Le dernier roman de Tim Winton, Juice, n’est pas simplement une autre histoire dystopique sur le climat ; c’est un examen brutal et captivant de l’adaptation et du châtiment dans une Australie future brûlée. Le New Scientist Book Club a récemment discuté du roman, le trouvant à la fois terriblement plausible et étrangement plein d’espoir.
Un monde forgé dans la chaleur
L’histoire de Winton suit un narrateur anonyme racontant sa vie dans un monde surchauffé. Le récit se déroule progressivement, révélant le rôle du protagoniste dans la vengeance des descendants des responsables de l’effondrement climatique. Le livre ne recule pas devant les dures réalités de la survie dans cet environnement extrême.

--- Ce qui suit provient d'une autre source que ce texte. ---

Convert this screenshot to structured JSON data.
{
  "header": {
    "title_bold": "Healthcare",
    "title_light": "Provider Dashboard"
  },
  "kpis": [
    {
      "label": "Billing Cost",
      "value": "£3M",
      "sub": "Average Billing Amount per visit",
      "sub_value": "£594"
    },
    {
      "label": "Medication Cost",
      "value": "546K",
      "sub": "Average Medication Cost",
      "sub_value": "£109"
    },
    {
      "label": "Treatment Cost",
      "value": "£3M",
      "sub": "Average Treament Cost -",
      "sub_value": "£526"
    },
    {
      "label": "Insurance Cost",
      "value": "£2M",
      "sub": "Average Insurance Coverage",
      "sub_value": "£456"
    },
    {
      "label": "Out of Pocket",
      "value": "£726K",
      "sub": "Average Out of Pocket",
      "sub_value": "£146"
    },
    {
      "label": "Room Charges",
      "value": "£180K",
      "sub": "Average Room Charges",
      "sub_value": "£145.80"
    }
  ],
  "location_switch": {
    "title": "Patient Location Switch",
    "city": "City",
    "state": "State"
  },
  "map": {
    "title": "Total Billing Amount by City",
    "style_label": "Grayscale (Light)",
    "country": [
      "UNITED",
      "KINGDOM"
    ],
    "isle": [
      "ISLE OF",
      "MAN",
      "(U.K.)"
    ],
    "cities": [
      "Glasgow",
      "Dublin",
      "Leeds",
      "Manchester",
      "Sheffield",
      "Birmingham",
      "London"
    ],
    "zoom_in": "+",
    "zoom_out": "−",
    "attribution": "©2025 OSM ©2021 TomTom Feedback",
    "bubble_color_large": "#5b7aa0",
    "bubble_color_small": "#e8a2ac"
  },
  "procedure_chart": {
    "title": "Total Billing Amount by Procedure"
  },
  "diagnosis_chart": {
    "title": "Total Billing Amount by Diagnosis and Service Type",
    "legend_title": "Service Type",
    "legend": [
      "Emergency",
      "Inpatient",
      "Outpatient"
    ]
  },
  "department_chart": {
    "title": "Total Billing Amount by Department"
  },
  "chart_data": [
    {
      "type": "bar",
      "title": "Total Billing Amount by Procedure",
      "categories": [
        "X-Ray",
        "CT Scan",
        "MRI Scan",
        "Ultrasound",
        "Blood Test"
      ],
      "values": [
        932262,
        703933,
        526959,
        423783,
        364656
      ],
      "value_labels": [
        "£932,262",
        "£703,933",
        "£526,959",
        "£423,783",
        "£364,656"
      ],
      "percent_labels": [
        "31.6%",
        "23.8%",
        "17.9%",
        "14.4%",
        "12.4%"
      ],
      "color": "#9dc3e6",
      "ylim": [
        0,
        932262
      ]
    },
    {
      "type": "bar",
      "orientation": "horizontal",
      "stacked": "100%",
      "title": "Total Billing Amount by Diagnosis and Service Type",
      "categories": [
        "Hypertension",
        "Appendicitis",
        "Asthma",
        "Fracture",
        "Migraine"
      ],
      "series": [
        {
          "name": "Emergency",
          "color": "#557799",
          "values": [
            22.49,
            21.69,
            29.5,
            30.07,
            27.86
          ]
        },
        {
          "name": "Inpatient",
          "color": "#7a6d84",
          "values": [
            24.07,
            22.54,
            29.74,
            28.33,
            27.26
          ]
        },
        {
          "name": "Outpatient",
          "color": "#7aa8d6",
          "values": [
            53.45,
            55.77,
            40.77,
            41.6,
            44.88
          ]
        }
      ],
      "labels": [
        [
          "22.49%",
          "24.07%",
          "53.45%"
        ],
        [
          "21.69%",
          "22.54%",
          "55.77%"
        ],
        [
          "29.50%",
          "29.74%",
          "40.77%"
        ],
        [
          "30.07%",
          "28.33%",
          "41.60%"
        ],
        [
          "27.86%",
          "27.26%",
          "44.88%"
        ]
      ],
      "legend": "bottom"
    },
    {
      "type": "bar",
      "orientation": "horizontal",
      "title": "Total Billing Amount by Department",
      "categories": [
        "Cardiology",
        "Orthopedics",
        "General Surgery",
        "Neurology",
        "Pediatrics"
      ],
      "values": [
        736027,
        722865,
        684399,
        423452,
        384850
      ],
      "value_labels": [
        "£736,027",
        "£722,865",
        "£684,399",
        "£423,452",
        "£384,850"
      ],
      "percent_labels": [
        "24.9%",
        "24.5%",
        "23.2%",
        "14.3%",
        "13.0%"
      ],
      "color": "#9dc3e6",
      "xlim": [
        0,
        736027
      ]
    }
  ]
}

Réactions des lecteurs : de captivés à sceptiques
Les membres du New Scientist Book Club ont eu de vives réactions. Glen Johnson a fait l’éloge de la description par Winton des adaptations climatiques, notant à quel point le roman semblait « naturel, bien qu’il soit si différent de la pratique actuelle ». Victor Churchill a trouvé le livre « absolument convaincant », tandis que Linda Jones a admis avoir eu du mal à démarrer lentement avant d’être « rapidement saisie ».
Cependant, tout le monde n’était pas convaincu. Jacqueline Ferrand a remis en question la plausibilité d’un étranger exigeant une histoire de vie dans un décor dystopique, tandis que Steve Swan a plaisanté sur le fait que le protagoniste avait été abattu avant de terminer son histoire.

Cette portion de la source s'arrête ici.